「産業用ロボットとは何なのか」を考える時、重要なことがいくつかある。
一つは、加工組み立て型工業が、装置工業化したことである。
当然、生産性に対する考え方、評価の仕方も根本的に変わるから、ロボットというものの活用が経営そのものを大きく変えることになる。
基本的に変わっていないのは、ロボットは人の動き=人が加工し、組み立てた部品を代わりに加工、組み立てることを前提としているために、その動きは、従来、人間がやっていた動きと大きく変わることがない。
これは、製品の設計(個々の部品・ユニット、加工・組み立て工程)が、人が加工、組立てることを前提としているからであり、部品加工、部品・ユニットの組み立て工程を前提とした形状になっているからである。
仮に3Dプリンターで作ればどうなるのかと考えると、設計、あるいは設計に際しての制約が根底から変わるから、製品の形状そのものも理想的なデザインやサイズに変わるはずである。
そこでロボットによる製造をどのように考えるかである。
動く速度、精度などロボットが持つ能力、可能性を考えた時、はたしてロボットは人間が加工、組み立てを行う動作、工程を前提とした動きしかできないのであろうか。
仮にロボットが人間とは異なる動き、加工ができるとすると、加工・組み立て工程=製品・部品設計そのものを変えることができ、それによって生産性が著しく高まる可能性もある。また、デザイン、サイズ、形状などが理想とするものに変えることができれば製品そのものの概念も大きく変わるから、そこからさらに発展する可能性もある。
今後、産業用ロボットが大きく進化する可能性があるとすれば、製造=加工・組み立てそのものを根底から変えるように製品設計の思想を変えることだろう。
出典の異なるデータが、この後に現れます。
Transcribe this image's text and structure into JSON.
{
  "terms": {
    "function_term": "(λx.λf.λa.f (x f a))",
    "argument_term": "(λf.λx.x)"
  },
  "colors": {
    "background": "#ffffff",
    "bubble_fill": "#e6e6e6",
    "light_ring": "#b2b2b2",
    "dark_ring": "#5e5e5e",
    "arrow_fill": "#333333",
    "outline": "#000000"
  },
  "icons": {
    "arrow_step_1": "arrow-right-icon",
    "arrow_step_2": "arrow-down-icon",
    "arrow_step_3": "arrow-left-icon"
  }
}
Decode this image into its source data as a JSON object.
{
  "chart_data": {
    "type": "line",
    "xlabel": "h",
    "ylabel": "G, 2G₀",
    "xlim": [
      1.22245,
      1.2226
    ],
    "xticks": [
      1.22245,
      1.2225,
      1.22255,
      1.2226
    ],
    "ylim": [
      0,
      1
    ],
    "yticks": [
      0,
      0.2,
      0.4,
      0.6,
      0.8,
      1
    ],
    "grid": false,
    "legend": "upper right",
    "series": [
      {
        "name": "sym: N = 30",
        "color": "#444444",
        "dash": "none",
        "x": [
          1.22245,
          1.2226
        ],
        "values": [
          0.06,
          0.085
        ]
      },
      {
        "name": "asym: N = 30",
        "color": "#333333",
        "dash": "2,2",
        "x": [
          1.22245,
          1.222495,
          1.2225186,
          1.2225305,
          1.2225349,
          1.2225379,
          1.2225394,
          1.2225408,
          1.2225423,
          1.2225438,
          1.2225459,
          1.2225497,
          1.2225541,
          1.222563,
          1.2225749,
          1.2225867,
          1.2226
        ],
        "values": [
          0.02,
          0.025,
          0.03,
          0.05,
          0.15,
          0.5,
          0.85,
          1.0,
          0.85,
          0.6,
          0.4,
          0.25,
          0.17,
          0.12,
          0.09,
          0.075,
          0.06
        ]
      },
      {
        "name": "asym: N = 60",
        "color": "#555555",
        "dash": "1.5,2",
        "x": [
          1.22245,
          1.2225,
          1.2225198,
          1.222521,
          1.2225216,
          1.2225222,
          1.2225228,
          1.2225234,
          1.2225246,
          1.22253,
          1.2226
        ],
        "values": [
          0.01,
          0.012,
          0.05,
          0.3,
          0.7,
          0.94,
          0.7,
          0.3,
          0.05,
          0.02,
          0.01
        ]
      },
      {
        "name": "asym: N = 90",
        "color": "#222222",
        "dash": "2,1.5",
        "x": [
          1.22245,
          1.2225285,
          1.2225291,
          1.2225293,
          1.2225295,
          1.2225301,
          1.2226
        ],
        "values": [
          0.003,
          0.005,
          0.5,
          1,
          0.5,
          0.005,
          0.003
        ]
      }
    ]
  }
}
同様にAIの進化の問題も人間との関係を考えると、現状は多くの点で矛盾している。
すでに情報処理能力は人間の能力をはるかに超えていることは明白であるが、人間がロボットを操るために多くのモノ・コトを学ぶ=インプット~処理(加工・分析)~理解~応用するには、残念ながら文字・画像・動画・音声といった情報形態しか持ち合わせていない。
コンピュータのようにデジタル信号を脳に直接入力・処理するようなことができない限り、人間の脳がインプット、処理できる情報量は生体としての認識能力を超えることはない。
「思考」の元となる情報の「量」と認識する「速度」に限界があることをどのように克服するかは大きなテーマである。
文字・画像・動画・音声よりも情報量が多い、あるいはそれらの情報を包括して処理できるような「概念」とでもいうような処理システムをつくり出さない限り、どこかで限界を迎えてしまう。
どんなスーパーコンピュータを道具として用いたとしても、そこで行われるプロセスから始まる一連の処理がブラックボックスでは「思考」そのものが追い付かない。